Ainda no livro de Prandi, ele conta como na casa lendária de Hilária Batista de Almeida, a tia Ciata, a música funcionava como eixo de ligação. Tia Ciata foi mãe de santo e cozinheira, mas nos termos de hoje seria uma agitadora e produtora cultural, uma das maiores, cuja importância no desenvolvimento do samba a partir do Rio de Janeiro foi fundamental. “Em casas como as de tia Ciata conviviam a música sacra dos toques de candomblé, o gênero musical conhecido como choro e, no quintal, o samba de roda trazido da Bahia”, escreve ele.

Se a bossa nova e as mudanças sociais e urbanas trataram de embranquecer o samba e o Carnaval, eles não se tornaram menos pretos por isso. Não se trata apenas de uma questão de preservação ou volta às origens, mas de um jeito de fazer, de um traço que permanece sendo ouvido na confusão das letras, no ritmo dos toques. Embora haja tradição, o Carnaval é também espaço de exercício e criação.

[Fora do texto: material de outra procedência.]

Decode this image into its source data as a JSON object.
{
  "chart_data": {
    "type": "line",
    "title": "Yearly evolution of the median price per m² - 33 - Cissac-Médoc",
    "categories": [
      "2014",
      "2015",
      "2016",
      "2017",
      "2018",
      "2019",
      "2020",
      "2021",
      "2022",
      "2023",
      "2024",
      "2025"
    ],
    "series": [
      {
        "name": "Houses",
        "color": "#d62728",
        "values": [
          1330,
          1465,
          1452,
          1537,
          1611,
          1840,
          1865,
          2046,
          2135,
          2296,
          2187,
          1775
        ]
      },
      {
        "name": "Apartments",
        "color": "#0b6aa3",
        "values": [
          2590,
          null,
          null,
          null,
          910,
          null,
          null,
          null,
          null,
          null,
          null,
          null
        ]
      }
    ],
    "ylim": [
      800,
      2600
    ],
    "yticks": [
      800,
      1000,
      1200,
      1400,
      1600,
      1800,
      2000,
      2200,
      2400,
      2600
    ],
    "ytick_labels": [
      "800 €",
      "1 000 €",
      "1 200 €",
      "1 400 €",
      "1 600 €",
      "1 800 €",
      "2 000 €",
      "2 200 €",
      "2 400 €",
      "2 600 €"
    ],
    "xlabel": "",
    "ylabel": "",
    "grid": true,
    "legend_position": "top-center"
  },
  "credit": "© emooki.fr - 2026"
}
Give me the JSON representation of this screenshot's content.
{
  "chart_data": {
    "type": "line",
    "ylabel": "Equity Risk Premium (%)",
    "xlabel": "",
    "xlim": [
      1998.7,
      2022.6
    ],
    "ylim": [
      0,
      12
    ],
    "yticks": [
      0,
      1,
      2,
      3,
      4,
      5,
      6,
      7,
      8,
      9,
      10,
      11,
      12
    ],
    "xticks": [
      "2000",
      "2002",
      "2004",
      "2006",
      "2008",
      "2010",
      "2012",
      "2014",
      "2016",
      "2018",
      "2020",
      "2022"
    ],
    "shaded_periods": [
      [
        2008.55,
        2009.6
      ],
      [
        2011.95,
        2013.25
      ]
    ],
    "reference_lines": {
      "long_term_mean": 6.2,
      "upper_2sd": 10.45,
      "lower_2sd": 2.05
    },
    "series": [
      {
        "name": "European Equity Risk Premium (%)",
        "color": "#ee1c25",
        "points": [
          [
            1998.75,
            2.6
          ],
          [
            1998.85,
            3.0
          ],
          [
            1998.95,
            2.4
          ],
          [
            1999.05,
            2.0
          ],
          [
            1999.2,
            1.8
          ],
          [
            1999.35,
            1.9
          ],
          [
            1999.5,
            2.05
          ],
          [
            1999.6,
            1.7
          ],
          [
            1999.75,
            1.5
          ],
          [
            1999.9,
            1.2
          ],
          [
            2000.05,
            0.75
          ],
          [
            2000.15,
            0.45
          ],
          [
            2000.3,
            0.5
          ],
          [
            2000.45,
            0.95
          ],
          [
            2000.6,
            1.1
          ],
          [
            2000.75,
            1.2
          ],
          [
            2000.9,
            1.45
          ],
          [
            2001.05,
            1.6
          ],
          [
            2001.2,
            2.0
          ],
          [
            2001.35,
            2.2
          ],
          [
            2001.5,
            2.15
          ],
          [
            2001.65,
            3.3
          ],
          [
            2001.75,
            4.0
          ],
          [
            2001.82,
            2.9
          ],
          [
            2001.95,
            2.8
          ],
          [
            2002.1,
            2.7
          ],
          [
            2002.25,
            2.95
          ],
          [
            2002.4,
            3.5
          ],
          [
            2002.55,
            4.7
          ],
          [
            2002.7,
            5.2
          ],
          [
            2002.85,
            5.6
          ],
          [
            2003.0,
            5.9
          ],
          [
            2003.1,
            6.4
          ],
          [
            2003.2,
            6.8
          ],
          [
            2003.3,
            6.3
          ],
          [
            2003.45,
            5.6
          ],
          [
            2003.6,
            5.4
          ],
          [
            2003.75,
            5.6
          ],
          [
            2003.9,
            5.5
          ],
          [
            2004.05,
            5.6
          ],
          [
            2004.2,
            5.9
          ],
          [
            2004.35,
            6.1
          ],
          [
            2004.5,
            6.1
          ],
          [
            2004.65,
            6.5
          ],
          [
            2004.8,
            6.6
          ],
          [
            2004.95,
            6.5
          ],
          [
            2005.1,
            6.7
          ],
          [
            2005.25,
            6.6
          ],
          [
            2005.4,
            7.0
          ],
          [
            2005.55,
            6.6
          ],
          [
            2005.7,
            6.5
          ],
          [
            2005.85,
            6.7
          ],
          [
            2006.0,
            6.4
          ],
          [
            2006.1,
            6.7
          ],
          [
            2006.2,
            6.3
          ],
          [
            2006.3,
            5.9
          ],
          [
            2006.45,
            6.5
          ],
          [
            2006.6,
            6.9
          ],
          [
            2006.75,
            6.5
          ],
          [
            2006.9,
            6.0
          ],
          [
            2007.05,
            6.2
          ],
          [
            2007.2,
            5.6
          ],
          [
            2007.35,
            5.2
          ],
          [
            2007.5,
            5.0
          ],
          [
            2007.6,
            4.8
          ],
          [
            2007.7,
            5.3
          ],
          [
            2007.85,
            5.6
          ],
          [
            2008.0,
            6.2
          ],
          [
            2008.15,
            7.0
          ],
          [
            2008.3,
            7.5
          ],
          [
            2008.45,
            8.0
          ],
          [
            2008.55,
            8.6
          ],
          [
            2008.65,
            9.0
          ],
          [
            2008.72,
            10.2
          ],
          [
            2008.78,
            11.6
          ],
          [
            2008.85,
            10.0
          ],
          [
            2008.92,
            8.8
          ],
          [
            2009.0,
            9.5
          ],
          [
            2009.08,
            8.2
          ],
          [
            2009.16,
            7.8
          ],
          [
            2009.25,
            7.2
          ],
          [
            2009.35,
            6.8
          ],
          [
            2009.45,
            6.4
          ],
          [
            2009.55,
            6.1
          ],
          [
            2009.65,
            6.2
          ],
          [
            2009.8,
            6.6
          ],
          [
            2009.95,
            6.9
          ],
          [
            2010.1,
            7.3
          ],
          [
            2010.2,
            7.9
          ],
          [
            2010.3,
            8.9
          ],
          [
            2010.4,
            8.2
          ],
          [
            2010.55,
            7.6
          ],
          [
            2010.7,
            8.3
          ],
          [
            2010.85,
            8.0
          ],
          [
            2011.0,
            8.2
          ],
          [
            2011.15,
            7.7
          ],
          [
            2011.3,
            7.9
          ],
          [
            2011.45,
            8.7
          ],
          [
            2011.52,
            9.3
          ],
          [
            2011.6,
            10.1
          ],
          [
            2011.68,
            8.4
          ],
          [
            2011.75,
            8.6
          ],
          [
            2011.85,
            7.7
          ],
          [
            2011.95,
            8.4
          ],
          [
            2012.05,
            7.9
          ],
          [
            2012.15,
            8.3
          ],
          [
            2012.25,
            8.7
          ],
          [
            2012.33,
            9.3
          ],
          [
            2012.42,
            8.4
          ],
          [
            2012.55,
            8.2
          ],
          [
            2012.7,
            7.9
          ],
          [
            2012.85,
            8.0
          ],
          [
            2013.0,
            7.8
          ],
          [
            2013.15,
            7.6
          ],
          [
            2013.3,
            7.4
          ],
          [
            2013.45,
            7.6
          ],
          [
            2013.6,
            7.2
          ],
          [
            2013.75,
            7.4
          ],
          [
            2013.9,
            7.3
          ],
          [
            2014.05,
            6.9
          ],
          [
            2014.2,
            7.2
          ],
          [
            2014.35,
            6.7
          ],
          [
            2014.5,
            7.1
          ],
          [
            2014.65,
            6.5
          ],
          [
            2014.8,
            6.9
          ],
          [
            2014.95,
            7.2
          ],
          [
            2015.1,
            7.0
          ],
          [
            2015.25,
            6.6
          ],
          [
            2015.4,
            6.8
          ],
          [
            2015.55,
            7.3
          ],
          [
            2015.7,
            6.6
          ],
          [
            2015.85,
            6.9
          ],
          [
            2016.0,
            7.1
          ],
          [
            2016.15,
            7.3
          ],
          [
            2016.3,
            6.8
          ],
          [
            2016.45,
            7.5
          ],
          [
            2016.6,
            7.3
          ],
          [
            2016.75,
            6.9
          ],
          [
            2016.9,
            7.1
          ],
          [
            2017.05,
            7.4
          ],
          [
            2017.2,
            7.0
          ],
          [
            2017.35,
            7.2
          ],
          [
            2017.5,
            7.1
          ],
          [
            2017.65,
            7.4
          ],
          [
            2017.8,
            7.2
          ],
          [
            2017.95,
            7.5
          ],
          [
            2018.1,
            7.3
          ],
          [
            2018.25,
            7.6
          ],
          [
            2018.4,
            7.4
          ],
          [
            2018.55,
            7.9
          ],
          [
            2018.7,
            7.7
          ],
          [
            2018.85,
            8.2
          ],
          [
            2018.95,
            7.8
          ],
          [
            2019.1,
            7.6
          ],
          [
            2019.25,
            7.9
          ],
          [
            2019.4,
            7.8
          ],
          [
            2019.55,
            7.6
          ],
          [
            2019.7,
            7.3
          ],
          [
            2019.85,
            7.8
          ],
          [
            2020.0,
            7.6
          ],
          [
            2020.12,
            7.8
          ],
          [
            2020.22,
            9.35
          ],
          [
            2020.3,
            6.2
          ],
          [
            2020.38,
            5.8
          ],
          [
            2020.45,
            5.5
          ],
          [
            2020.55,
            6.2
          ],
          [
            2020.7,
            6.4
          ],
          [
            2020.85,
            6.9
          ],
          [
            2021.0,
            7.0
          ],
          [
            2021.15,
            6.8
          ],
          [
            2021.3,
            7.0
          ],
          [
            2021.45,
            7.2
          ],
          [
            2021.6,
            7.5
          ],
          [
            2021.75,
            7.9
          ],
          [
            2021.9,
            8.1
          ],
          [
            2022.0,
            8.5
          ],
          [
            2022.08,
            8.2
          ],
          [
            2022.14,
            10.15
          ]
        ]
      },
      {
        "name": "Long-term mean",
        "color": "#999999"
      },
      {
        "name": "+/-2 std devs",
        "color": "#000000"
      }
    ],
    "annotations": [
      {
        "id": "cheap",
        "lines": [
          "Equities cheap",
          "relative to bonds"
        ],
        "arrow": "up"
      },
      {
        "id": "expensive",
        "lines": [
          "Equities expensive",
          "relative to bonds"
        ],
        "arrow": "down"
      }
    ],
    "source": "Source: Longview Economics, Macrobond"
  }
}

Os orixás são poderosos, mas não são perfeitos, imunes a sentimentos e paixões. Seus itãs (relatos e histórias míticas) são extremamente ricos em forma e conteúdo, e suas contradições botam em xeque as construções de identidade como as conhecemos no capitalismo. Não apenas é uma pena, como projeto de apagamento que eles sejam tão pouco lidos.

Em vez disso somos sufocados com demonizações infundadas, e o racismo se serve de seu arsenal de sempre para atacar tanto pessoas negras como orixás: demoníacos (inferiores), vagabundos, cheios de luxúria, preguiçosos (não-sacrificiais). Há pessoas negras de todas as religiões, evidente, e todas as religiões devem ser respeitada, claro.

Mas dizer isso, “todas as religiões devem ser respeitadas” na atual conjuntura pode cair no mesmo buraco hipócrita dos defensores do “racismo reverso” e do “todas as vidas importam”. A questão é que questões de raça e classe fazem com que as religiões afro-brasileiras sejam alvo.

Uma pesquisa sobre aspecto político na história do candomblé brasileiro e sua importância nas articulações de novas formas sociais pode explicar um pouco o motivo de tanto medo e perseguição.

Escrevendo esse texto me lembrei de uma passagem que li sobre a questão do sincretismo em que uma pessoa contava de seus mais velhos. Que eles olhavam o santo na procissão e cantavam e participavam com respeito mas dedicavam ao orixá. Dedicavam sua voz, seus olhos, sua devoção, seu amor, seu corpo, sua presença. Não porque tanto fizesse, não porque fosse a mesma coisa, não porque eles tivessem escolhido assim, não tinham. Mas não é qualquer coisa esse ato de resistência criativa, uma transformação que ao mesmo tempo que esconde revela. Não é uma solução, não é uma síntese que mata o conflito, mas notícias de um processo em curso, vivo.

Das coisas mais interessantes sobre Exu, e não são poucas, eu destacaria pessoalmente a risada. Aquela que contagia mas que pode desconcertar a ordem estabelecida. É uma risada que não se entende de cara e que pode ir além do sentido. A risada de Exu na encruzilhada não é mero recado, é voz.